Under existing procedures, border agents could verify a student's status in SEVIS only when the person was referred to a second officer for additional inspection or questioning. Tazhayakov was not sent to a second officer when he arrived, because, Boogaard said, there was no information to indicate Tazhayakov was a national security threat. Under the new procedures, all border agents were expected to be able to access SEVIS by next week.

The government for years has recognized as a problem the inability of border agents at primary inspection stations to directly review student-visa information. The Homeland Security Department was working before the bombings to resolve the problem, but the new memo outlined interim procedures until the situation was corrected.

Under the new procedures, border agents will verify a student's visa status before the person arrives in the U.S. using information provided in flight manifests.

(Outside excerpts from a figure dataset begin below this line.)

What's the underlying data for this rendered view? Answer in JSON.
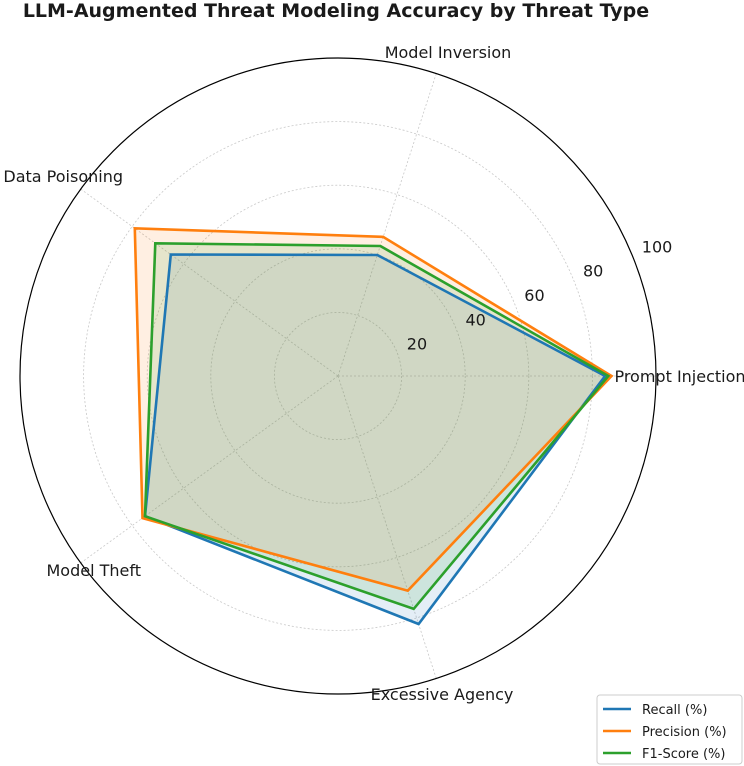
{
  "chart_data": {
    "type": "radar",
    "title": "LLM-Augmented Threat Modeling Accuracy by Threat Type",
    "categories": [
      "Prompt Injection",
      "Model Inversion",
      "Data Poisoning",
      "Model Theft",
      "Excessive Agency"
    ],
    "rlim": [
      0,
      100
    ],
    "radial_ticks": [
      20,
      40,
      60,
      80,
      100
    ],
    "grid": true,
    "legend_position": "bottom-right",
    "series": [
      {
        "name": "Recall (%)",
        "color": "#1f77b4",
        "values": [
          84,
          40,
          65,
          75,
          82
        ]
      },
      {
        "name": "Precision (%)",
        "color": "#ff7f0e",
        "values": [
          86,
          46,
          79,
          76,
          71
        ]
      },
      {
        "name": "F1-Score (%)",
        "color": "#2ca02c",
        "values": [
          85,
          43,
          71,
          75,
          77
        ]
      }
    ]
  }
}
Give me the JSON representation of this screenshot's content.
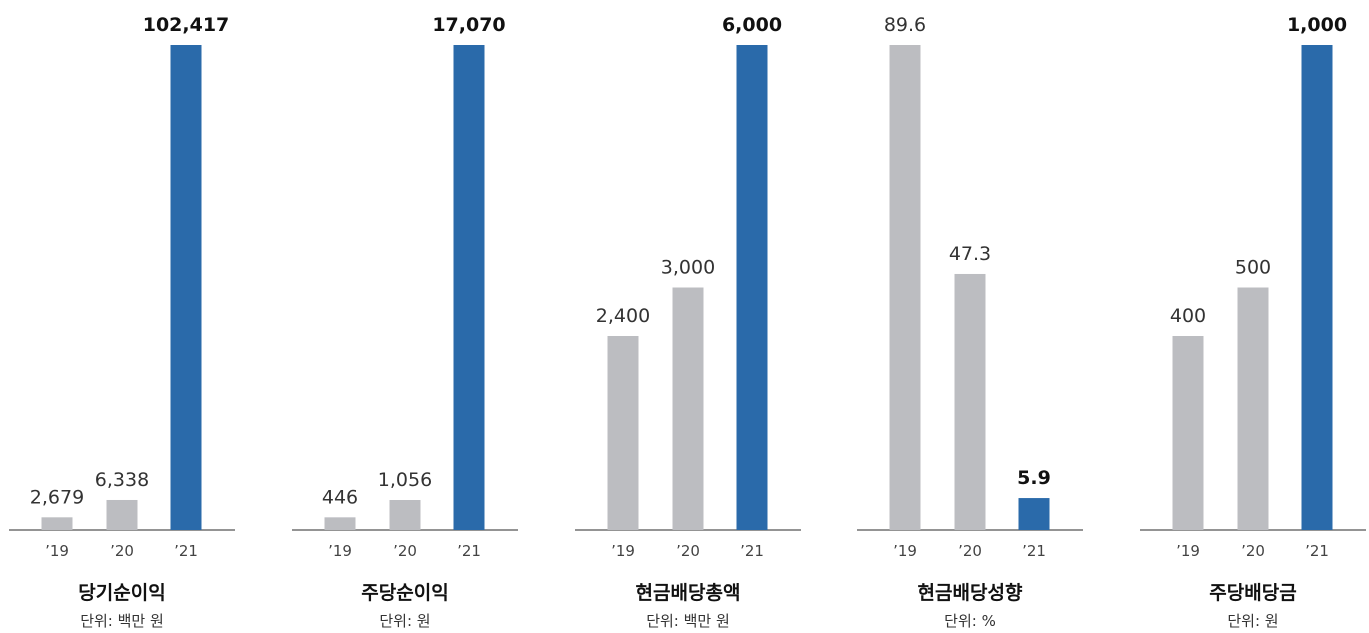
{
  "colors": {
    "past": "#bcbdc1",
    "current": "#2a6aaa",
    "axis": "#555555"
  },
  "chart_data": [
    {
      "type": "bar",
      "title": "당기순이익",
      "unit_label": "단위: 백만 원",
      "categories": [
        "’19",
        "’20",
        "’21"
      ],
      "values": [
        2679,
        6338,
        102417
      ],
      "value_labels": [
        "2,679",
        "6,338",
        "102,417"
      ],
      "highlight_index": 2
    },
    {
      "type": "bar",
      "title": "주당순이익",
      "unit_label": "단위: 원",
      "categories": [
        "’19",
        "’20",
        "’21"
      ],
      "values": [
        446,
        1056,
        17070
      ],
      "value_labels": [
        "446",
        "1,056",
        "17,070"
      ],
      "highlight_index": 2
    },
    {
      "type": "bar",
      "title": "현금배당총액",
      "unit_label": "단위: 백만 원",
      "categories": [
        "’19",
        "’20",
        "’21"
      ],
      "values": [
        2400,
        3000,
        6000
      ],
      "value_labels": [
        "2,400",
        "3,000",
        "6,000"
      ],
      "highlight_index": 2
    },
    {
      "type": "bar",
      "title": "현금배당성향",
      "unit_label": "단위: %",
      "categories": [
        "’19",
        "’20",
        "’21"
      ],
      "values": [
        89.6,
        47.3,
        5.9
      ],
      "value_labels": [
        "89.6",
        "47.3",
        "5.9"
      ],
      "highlight_index": 2
    },
    {
      "type": "bar",
      "title": "주당배당금",
      "unit_label": "단위: 원",
      "categories": [
        "’19",
        "’20",
        "’21"
      ],
      "values": [
        400,
        500,
        1000
      ],
      "value_labels": [
        "400",
        "500",
        "1,000"
      ],
      "highlight_index": 2
    }
  ]
}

If that information is unavailable, border agents will check the visa status manually with the agency's national targeting data center.

Read more: http://www.sfgate.com/news/politics/...#ixzz2SKNjABIy
--------------------

What is interesting is how Homeland Security knew this was an issue for years and was "working on a solution". Amazing how they managed to find a "solution" so quickly, after the fact, only when the issue found its way to the light of day and was connected to a terrorist incident.

The illusion of safety? An immigration issue? A convenient excuse to link immigration to terrorism? An example of how the rhetoric we are fed doesn't fit the reality?